Nas épocas anteriores a 2015/16, inclusive, apenas a final era 'deslocalizada', disputada num estádio designado previamente pela Liga, no fim de semana, a horas relativamente decentes (19h45) que, ainda assim, podiam ser bem mais simpáticas para os adeptos que têm de regressar a casa e trabalhar no dia seguinte após o jogo (voltando a Inglaterra: a final da Taça da Liga é disputada em Wembley, ao fim de semana, à tarde - e quem diz 'tarde' diz 16h30 e não 19h45).
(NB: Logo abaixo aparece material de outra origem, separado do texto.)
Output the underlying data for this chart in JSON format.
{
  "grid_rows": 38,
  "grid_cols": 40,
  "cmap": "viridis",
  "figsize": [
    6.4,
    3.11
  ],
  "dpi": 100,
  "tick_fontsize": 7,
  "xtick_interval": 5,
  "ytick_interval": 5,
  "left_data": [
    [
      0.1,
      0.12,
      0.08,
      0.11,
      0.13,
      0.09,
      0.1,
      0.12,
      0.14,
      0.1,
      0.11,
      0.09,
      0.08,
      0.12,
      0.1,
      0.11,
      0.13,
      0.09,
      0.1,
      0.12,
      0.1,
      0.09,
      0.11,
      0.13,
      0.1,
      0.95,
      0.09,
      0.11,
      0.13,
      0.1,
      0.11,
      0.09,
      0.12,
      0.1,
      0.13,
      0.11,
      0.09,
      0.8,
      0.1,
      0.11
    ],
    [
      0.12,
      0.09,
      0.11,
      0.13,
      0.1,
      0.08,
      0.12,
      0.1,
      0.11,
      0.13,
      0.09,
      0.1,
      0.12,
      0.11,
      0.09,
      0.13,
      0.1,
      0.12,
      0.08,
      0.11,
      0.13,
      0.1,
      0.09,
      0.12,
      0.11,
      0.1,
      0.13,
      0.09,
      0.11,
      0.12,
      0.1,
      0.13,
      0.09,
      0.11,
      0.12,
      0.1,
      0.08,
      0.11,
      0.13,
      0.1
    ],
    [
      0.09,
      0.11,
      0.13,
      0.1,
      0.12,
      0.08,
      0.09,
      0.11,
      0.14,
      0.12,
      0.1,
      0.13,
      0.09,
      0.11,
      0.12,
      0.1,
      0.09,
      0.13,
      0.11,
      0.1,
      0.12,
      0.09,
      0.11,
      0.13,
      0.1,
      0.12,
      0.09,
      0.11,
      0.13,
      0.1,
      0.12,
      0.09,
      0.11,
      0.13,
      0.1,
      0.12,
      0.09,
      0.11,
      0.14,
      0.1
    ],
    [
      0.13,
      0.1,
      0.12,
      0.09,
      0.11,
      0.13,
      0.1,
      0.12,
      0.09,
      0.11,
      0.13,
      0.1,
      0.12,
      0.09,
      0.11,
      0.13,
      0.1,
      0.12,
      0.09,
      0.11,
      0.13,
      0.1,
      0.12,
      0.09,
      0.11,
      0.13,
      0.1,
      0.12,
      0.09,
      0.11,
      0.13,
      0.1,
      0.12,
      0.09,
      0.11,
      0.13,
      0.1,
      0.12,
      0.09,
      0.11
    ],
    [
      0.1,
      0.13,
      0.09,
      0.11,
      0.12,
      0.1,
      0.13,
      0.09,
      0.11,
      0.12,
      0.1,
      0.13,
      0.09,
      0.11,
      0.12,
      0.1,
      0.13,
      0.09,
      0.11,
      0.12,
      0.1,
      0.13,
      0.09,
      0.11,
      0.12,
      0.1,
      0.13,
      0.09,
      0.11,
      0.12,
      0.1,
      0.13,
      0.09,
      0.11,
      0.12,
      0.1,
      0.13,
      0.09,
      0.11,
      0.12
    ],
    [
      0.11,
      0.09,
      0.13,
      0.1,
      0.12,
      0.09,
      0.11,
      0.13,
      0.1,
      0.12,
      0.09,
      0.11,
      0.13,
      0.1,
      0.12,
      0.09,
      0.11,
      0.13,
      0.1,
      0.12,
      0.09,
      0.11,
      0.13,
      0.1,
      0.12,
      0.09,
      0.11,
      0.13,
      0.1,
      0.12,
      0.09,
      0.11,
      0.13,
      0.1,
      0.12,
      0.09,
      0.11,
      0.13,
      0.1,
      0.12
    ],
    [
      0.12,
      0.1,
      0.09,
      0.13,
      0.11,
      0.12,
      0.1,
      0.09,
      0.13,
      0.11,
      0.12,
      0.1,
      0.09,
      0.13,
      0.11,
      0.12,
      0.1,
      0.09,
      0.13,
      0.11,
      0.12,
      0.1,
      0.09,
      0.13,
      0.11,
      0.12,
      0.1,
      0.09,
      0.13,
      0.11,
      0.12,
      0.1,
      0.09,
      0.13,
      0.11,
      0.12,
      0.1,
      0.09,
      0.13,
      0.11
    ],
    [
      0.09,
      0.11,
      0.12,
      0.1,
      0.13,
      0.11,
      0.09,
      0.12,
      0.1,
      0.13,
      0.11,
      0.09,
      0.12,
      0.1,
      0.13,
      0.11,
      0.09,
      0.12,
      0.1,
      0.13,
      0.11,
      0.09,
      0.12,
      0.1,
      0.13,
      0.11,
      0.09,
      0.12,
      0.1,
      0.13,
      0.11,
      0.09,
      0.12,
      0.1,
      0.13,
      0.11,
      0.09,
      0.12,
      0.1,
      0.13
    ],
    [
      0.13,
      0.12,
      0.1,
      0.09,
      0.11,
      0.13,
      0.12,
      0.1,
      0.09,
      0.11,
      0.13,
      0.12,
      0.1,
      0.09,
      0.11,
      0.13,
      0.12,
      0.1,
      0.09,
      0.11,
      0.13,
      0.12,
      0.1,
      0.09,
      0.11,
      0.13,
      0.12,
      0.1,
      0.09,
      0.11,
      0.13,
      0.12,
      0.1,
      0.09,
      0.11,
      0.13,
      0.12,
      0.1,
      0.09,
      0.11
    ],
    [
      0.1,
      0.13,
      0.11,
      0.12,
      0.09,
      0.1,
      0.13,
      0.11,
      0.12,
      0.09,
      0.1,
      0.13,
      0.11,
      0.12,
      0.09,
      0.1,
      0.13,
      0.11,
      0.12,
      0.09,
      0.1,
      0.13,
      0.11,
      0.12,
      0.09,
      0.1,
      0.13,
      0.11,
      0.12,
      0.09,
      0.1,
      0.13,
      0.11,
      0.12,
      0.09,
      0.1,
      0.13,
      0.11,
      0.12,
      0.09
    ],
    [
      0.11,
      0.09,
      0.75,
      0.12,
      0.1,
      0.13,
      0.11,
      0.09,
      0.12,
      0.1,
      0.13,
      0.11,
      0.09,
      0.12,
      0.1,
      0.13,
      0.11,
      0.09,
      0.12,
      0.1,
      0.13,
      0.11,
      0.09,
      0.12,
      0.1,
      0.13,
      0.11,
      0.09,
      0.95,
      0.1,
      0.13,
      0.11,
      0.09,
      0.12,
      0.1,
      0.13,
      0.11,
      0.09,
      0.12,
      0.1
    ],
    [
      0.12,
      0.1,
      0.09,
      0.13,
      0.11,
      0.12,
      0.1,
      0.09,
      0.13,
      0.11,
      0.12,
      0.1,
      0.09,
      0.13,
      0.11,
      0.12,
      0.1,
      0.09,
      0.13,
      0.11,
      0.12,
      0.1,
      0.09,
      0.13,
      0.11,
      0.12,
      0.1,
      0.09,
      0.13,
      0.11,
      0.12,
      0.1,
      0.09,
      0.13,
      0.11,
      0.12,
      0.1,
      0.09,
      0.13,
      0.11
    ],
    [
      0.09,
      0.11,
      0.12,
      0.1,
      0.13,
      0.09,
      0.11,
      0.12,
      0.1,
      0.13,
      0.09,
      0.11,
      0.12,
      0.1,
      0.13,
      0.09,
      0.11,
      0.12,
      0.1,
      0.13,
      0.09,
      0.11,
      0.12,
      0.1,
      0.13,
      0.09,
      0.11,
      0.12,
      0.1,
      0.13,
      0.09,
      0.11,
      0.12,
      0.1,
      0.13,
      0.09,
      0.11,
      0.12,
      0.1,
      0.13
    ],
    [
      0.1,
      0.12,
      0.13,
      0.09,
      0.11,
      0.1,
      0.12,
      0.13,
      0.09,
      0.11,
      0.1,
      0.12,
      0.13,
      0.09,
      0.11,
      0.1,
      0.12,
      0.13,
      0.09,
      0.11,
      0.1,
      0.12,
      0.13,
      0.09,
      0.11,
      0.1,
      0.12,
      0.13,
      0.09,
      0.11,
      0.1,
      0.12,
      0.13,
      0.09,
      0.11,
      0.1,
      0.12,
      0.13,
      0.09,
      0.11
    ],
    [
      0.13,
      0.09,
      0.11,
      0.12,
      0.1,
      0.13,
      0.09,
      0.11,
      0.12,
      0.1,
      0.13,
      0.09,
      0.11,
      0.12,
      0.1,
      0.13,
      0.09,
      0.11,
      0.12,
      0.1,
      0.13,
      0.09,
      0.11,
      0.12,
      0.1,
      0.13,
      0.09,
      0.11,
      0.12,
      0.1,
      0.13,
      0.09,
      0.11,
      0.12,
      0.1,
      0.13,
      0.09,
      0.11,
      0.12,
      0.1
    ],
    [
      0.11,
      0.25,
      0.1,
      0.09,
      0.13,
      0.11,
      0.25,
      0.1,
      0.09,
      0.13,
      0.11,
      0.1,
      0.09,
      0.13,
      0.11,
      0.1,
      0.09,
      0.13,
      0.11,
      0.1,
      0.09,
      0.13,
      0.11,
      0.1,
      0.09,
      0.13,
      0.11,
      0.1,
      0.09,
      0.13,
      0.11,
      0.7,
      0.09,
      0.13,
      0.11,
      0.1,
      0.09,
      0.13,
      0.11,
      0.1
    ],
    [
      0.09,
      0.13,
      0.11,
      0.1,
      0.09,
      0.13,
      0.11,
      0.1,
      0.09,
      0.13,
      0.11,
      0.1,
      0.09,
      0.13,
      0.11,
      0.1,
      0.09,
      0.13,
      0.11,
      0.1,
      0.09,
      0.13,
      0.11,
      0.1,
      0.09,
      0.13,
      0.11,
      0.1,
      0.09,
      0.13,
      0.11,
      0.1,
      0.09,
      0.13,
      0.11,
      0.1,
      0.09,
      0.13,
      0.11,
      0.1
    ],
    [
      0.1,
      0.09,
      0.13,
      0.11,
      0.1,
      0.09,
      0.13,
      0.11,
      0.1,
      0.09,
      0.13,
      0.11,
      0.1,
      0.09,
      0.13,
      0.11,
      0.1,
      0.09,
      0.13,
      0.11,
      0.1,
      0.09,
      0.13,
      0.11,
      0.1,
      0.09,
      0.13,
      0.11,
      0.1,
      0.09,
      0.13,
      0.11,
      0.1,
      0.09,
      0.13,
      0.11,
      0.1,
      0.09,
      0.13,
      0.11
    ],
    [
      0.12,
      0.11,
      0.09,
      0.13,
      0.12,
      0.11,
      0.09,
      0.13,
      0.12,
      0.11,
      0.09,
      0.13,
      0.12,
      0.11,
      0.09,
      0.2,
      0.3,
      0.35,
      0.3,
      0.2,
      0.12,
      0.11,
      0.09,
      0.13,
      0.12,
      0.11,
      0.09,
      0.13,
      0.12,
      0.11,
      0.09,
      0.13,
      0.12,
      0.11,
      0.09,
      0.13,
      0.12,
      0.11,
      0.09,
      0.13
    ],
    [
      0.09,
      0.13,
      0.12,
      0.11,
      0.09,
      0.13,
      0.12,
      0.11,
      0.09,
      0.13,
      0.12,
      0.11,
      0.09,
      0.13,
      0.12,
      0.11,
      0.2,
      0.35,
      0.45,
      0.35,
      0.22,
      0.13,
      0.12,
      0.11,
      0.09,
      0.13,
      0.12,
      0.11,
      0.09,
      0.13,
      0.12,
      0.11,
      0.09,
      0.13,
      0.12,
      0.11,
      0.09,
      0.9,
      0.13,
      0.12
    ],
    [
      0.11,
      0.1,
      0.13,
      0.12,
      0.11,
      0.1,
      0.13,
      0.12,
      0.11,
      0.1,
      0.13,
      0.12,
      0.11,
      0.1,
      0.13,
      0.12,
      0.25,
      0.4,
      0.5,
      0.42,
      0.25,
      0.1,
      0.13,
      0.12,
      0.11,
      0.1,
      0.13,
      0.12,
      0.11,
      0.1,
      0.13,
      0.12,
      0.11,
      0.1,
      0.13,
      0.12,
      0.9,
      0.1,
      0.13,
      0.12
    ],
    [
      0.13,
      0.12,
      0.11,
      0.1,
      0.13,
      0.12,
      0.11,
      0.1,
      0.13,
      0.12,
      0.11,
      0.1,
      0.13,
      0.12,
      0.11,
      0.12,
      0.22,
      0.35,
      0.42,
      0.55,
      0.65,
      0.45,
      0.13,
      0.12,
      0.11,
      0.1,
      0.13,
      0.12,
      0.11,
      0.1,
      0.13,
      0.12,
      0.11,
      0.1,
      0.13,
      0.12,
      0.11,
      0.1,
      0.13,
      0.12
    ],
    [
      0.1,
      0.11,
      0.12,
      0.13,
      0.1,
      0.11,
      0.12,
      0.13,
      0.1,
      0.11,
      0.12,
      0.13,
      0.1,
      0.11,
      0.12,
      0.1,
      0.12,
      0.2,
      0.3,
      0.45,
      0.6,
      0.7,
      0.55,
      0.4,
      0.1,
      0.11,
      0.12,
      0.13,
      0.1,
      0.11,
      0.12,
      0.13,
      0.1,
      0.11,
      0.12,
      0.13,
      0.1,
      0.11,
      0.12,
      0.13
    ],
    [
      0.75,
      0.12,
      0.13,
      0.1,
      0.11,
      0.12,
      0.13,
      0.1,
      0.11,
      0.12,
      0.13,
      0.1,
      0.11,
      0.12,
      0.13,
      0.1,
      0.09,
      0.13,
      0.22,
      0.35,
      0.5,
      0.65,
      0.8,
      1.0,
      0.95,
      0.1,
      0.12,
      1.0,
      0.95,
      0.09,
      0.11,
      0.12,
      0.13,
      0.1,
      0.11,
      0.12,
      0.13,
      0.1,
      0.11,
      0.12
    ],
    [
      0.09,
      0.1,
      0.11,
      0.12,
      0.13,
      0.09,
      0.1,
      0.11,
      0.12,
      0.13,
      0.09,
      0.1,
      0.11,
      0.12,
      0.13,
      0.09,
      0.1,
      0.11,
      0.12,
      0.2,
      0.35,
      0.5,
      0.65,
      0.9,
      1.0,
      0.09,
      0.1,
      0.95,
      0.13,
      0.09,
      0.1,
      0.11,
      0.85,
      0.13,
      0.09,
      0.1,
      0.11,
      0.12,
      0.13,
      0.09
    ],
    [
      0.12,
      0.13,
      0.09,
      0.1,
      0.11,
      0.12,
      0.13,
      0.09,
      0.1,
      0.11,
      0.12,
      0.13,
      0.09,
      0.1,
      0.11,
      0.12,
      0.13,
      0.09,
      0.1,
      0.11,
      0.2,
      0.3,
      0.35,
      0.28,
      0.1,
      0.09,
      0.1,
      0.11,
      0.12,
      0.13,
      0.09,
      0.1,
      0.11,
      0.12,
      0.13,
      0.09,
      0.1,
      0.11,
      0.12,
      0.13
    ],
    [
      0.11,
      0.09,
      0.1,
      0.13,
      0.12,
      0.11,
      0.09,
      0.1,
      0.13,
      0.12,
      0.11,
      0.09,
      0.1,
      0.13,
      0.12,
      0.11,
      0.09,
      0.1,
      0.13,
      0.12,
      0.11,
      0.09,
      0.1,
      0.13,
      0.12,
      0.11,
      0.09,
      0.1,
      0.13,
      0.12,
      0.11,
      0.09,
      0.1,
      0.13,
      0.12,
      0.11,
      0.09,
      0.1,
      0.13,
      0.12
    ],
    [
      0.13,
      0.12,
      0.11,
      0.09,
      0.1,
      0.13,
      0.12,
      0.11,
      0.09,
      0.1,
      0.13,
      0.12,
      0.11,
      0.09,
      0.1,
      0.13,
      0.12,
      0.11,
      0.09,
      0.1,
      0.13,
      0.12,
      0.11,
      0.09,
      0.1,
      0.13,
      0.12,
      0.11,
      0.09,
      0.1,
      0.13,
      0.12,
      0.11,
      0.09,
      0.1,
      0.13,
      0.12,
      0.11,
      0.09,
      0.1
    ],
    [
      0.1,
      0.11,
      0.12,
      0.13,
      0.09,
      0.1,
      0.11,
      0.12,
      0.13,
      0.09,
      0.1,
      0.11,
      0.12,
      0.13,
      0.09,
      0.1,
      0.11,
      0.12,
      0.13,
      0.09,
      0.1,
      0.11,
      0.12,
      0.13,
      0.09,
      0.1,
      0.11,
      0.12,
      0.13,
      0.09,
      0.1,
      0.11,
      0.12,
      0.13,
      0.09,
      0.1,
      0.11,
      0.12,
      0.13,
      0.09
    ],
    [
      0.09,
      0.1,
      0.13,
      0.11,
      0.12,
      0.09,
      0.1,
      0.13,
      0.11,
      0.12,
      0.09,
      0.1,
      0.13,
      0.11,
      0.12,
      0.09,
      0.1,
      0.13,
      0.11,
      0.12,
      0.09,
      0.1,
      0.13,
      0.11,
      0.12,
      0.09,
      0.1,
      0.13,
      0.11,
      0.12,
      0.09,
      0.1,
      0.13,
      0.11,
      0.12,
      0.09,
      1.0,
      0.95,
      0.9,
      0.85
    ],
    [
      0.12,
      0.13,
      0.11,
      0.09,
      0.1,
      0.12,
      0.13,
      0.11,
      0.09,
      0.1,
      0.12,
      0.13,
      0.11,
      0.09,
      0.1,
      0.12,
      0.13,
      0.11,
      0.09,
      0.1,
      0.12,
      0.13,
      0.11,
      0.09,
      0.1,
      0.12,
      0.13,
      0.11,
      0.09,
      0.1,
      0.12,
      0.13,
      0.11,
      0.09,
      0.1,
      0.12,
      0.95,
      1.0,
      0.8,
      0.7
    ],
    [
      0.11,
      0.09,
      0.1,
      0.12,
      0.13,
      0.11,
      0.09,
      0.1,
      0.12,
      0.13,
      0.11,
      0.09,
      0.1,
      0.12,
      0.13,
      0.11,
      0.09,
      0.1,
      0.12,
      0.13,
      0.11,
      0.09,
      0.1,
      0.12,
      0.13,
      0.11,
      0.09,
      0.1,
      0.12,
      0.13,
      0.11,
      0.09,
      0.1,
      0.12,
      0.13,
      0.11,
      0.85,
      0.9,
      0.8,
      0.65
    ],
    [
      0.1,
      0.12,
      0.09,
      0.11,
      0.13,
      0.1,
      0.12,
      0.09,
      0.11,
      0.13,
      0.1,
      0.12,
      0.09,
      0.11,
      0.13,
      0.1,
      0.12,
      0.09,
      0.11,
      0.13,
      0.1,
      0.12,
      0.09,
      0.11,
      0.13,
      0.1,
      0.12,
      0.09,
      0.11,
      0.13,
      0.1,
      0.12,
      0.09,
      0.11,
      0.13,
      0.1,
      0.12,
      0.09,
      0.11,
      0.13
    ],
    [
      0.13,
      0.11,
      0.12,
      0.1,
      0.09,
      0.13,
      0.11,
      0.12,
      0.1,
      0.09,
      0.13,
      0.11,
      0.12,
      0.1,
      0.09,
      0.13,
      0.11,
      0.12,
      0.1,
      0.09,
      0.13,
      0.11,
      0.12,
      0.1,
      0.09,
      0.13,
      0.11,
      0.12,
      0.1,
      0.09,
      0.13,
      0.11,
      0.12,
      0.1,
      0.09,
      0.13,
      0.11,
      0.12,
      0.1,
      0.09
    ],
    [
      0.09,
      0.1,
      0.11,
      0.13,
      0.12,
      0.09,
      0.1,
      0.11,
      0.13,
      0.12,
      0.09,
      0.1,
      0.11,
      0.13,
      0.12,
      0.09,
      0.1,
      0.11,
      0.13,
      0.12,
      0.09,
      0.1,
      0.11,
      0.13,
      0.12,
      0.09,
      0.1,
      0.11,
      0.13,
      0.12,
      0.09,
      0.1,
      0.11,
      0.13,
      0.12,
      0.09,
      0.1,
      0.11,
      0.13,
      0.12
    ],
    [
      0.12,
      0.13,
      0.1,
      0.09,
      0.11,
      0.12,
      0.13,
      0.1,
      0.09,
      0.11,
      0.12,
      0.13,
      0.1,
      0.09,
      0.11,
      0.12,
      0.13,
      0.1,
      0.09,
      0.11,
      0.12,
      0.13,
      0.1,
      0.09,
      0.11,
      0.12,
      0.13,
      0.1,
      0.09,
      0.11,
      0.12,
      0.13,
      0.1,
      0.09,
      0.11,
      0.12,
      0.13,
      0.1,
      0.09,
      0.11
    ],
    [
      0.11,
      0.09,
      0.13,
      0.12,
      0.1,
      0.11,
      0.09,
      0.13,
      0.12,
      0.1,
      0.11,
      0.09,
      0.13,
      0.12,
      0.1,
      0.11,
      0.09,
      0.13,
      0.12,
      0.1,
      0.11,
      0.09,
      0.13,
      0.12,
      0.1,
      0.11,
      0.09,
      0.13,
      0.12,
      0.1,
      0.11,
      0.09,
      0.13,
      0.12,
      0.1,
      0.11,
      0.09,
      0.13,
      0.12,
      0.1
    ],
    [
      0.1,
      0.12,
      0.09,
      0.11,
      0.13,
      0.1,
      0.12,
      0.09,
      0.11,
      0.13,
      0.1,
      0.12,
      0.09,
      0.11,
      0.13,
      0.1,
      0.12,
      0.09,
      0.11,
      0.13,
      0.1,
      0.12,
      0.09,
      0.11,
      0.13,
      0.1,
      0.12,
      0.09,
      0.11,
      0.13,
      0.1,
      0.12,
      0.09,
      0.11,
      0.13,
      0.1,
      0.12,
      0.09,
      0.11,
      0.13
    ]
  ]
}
Porque, afinal, não é o adepto que mais interessa nisto tudo? E o que diz o adepto, por exemplo, do Portimonense, quando vê que a Liga confirmou que vai continuar a fazer a 'final four' da prova em Braga, até 2020?

E se a 'final four' de 2018/19 tiver Portimonense, Vitória de Setúbal, Cova de Piedade e Belenenses? Faz sentido que seja em Braga? Um adepto de Portimão tira férias a semana toda para ficar em Braga para meias-finais e final? Ou vai à meia-final, volta para casa e depois vai outra vez de viagem? E há dinheiro para isto tudo? Por que razão não se escolhe um local e um horário que facilite a presença dos adeptos, especialmente os das equipas ditas 'pequenas'?

"A Liga avançou com este modelo muito a pensar na ligação com o adepto e Braga soube entender e interpretar isso. É com muita satisfação que estaremos aqui até 2020, pelo espírito, vontade e compromisso demonstrados. Fizemos uma grande festa desta competição e que a próxima edição seja ainda mais inovadora", disse Pedro Proença.

Com certeza a intenção da Liga será a melhor - a ideia da conferência de imprensa conjunta de treinadores, por exemplo, é ótima -, tal como foram as promessas de aproximar o futebol, em geral, dos adeptos, mas depois, na prática, o que se viu ao longo desta época foi um atropelo dos próprios regulamentos da organização, no que à calendarização das jornadas diz respeito, não tendo sido cumprida, por vezes, a antecedência necessária na divulgação das mesmas.

E quem se lixou, claro está, foi o adepto. De futebol. Porque o que mais interessa no futebol é, pasme-se, o futebol, e não as atividades que gravitam à volta dele. Por favor, protejam o nosso talento.